Tra i vantaggi del biomonitoraggio vi sono: la possibilità di valutare eventuali effetti sinergici dei diversi contaminanti sull’organismo; migliori livelli di rilevabilità per alcune sostanze [i livelli dei contaminanti nell’organismo bioaccumulatore sono spesso di diversi ordini di grandezza superiori a quelli del mezzo in cui si trova (acqua, aria, sedimento)]; economicità, in particolare su tempi lunghi e su aree vaste, in caso di inquinamento diffuso.

Se risulta in grado di evidenziare le variazioni ambientali in cui vive, una specie può essere definita “bioindicatrice”.

Negli anni molti organismi sono stati impiegati negli studi di biomonitoraggio. Come ampiamente documentato in letteratura, negli studi di biomonitoraggio dell’inquinamento atmosferico, tra gli organismi più utilizzati ci sono i licheni, il cui metabolismo dipende prevalentemente da quanto presente in atmosfera. Un altro esempio di specie sentinella sono i mitili, impiegati per il monitoraggio della qualità delle acque marine costiere, per la capacità di accumulare metalli pesanti, sostanze organiche e microrganismi patogeni. Caratterizzati da un grande numero di specie, in grado di adattarsi alle più impervie situazioni, anche molti insetti sono utilizzati come indicatori ambientali. Un esempio importante tra loro è sicuramente l’ape domestica (Apis mellifera L.). Le api sono degli ottimi indicatori biologici perché segnalano il danno chimico dell'ambiente in cui vivono sia attraverso l'alta mortalità, nel caso dei pesticidi, sia attraverso i residui che si possono riscontrare nei loro corpi, o nei prodotti dell'alveare, nel caso degli antiparassitari e di altri agenti inquinanti come i metalli pesanti e i radionuclidi. I vertebrati superiori vengono impiegati per monitoraggi su larga scala. Gli uccelli, in particolare, sono utilizzati per la pianificazione d’uso del territorio e della sua qualità ambientale. Poiché uccelli e mammiferi si trovano ai vertici della piramide alimentare, sono direttamente influenzati dalle popolazioni di specie animali da loro predate, presentando, quindi, una particolare valenza ecologica.

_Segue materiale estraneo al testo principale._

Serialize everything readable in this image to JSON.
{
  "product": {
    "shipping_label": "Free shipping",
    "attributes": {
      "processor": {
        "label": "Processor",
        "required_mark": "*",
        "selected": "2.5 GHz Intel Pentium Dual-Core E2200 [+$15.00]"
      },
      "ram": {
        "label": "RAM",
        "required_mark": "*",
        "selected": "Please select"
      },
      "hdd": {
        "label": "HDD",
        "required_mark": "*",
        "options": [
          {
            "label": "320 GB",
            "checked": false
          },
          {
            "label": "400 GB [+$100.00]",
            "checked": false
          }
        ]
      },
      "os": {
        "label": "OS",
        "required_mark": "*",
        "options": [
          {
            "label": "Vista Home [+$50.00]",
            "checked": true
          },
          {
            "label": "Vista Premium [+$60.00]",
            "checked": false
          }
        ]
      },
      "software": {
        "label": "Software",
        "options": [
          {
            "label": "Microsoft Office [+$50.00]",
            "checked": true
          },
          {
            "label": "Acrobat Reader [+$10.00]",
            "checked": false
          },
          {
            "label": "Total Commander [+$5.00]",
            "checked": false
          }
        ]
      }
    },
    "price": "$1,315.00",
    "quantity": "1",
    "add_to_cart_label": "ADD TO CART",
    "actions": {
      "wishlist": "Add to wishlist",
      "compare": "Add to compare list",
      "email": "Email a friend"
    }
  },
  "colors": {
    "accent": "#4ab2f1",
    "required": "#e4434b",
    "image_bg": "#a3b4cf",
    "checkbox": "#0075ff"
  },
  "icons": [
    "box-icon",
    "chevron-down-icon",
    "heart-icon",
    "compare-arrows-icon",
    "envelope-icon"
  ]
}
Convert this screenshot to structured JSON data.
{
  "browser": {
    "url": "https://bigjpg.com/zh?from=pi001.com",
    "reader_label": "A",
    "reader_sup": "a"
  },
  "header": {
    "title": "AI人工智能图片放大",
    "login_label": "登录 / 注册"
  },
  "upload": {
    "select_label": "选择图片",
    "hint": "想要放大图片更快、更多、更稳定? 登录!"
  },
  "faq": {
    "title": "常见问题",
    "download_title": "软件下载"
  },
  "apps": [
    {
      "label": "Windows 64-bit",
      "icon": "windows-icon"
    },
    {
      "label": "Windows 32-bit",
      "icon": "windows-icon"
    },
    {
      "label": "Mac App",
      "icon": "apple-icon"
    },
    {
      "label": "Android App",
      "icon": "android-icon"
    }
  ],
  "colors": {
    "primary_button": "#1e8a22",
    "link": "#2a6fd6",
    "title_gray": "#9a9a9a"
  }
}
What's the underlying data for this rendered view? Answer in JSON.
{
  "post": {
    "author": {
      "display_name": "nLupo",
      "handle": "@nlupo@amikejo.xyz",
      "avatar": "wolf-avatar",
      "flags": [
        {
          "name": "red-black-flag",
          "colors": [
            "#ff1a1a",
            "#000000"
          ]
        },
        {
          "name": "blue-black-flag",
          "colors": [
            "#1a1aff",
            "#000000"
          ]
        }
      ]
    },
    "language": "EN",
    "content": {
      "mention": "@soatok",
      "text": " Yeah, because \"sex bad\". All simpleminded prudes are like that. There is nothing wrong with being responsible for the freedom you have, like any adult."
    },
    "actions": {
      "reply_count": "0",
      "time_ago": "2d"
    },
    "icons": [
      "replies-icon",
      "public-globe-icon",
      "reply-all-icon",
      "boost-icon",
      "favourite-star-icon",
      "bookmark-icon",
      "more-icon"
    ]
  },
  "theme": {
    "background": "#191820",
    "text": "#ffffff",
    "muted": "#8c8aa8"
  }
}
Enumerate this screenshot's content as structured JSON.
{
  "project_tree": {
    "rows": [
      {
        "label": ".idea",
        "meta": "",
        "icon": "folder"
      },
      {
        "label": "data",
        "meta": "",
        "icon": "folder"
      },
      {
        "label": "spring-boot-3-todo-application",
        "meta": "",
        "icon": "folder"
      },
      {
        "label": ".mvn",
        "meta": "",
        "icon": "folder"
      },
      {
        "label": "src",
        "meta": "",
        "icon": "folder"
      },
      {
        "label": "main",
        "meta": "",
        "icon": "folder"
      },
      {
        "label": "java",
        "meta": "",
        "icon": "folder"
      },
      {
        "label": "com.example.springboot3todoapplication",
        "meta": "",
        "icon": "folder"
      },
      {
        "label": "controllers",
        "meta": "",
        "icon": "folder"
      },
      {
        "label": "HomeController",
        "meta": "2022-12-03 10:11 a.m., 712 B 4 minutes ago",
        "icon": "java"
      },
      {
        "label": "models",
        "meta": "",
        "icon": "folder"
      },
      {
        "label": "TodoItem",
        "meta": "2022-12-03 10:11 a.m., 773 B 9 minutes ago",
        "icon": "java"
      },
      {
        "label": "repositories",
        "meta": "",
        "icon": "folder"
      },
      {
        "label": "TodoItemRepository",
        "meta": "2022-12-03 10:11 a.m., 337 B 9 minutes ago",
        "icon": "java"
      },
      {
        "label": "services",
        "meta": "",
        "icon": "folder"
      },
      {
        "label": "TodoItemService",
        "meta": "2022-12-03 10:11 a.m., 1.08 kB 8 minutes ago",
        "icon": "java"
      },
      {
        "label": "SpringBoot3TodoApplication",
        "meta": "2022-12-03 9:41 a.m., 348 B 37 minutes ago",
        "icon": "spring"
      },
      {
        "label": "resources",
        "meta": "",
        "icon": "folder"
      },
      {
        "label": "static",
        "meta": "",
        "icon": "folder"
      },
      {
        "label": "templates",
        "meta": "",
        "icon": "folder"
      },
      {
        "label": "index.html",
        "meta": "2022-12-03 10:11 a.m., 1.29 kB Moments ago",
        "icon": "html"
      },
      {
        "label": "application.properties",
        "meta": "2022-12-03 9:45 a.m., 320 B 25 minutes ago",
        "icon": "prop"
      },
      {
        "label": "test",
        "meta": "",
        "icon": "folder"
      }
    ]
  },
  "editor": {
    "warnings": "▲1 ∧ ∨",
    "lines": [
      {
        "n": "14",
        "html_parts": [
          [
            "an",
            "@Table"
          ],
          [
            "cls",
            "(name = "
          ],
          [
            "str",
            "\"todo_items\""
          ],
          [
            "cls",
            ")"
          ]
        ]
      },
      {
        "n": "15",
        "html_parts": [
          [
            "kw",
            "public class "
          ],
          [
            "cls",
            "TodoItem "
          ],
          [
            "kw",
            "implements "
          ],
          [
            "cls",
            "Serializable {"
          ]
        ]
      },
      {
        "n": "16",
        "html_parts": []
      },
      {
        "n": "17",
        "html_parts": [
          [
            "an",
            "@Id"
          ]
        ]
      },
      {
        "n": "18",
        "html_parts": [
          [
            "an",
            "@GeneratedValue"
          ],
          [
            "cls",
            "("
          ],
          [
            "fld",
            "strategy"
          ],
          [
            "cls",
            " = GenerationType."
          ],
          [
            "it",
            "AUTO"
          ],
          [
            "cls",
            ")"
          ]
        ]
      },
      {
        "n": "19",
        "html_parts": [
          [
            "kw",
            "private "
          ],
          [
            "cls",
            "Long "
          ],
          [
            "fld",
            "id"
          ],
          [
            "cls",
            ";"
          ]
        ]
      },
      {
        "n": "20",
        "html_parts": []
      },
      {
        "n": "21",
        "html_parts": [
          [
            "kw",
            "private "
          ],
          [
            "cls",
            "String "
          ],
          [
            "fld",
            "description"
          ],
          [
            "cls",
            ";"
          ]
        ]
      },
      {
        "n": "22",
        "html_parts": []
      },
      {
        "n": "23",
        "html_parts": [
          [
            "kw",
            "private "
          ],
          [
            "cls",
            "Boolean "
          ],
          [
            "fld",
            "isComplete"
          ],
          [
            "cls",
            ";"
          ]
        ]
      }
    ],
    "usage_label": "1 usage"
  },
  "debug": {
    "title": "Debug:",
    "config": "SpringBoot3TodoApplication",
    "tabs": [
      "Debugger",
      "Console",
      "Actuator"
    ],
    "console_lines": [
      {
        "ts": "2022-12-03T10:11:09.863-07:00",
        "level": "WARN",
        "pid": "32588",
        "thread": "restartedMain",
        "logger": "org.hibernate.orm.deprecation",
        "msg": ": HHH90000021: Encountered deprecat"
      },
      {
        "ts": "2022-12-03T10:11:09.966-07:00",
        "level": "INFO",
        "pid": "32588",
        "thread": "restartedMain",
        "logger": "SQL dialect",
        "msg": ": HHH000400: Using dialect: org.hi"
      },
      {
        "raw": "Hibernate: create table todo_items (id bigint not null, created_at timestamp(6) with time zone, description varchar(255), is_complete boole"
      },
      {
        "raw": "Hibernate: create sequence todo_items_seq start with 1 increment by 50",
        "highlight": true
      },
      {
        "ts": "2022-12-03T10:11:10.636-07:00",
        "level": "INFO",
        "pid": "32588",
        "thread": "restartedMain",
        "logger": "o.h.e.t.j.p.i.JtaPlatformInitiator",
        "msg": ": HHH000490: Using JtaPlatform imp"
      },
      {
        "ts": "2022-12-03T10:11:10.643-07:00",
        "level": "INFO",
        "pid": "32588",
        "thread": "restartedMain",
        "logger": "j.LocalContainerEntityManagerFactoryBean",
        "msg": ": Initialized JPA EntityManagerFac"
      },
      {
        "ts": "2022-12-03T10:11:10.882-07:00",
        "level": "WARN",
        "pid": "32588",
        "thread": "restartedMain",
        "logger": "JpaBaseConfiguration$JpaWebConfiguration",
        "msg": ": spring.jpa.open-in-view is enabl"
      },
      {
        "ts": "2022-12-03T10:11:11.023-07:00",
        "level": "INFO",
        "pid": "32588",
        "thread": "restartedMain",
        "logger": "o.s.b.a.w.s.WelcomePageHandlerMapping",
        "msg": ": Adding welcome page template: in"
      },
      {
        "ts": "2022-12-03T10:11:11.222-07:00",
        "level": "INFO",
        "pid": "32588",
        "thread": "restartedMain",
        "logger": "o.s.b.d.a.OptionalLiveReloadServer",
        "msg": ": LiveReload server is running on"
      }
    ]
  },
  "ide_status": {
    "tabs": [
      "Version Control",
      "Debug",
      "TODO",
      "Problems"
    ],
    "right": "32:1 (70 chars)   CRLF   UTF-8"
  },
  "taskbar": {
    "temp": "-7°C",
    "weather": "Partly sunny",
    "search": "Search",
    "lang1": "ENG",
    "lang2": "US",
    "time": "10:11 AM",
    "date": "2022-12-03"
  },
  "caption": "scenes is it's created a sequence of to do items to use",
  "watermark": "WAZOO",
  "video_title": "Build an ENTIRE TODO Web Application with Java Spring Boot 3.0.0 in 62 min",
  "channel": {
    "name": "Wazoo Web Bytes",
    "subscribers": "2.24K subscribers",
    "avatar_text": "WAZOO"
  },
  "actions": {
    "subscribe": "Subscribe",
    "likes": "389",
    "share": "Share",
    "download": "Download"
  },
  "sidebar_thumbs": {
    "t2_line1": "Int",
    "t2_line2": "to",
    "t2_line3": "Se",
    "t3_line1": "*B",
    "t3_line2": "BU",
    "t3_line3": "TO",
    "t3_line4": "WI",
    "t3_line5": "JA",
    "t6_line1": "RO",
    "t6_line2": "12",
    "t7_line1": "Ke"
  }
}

L’inquinamento ambientale e le recenti emergenze sanitarie legate alla cattiva gestione del territorio (es. diossina, pesticidi, ecc.) hanno determinato una progressiva consapevolezza dell’importanza della qualità dell’ambiente per la tutela della salute pubblica. In questo contesto il biomonitoraggio svolge un ruolo chiave poiché, spesso, alcune specie animali evidenziano precocemente la contaminazione dell’ambiente.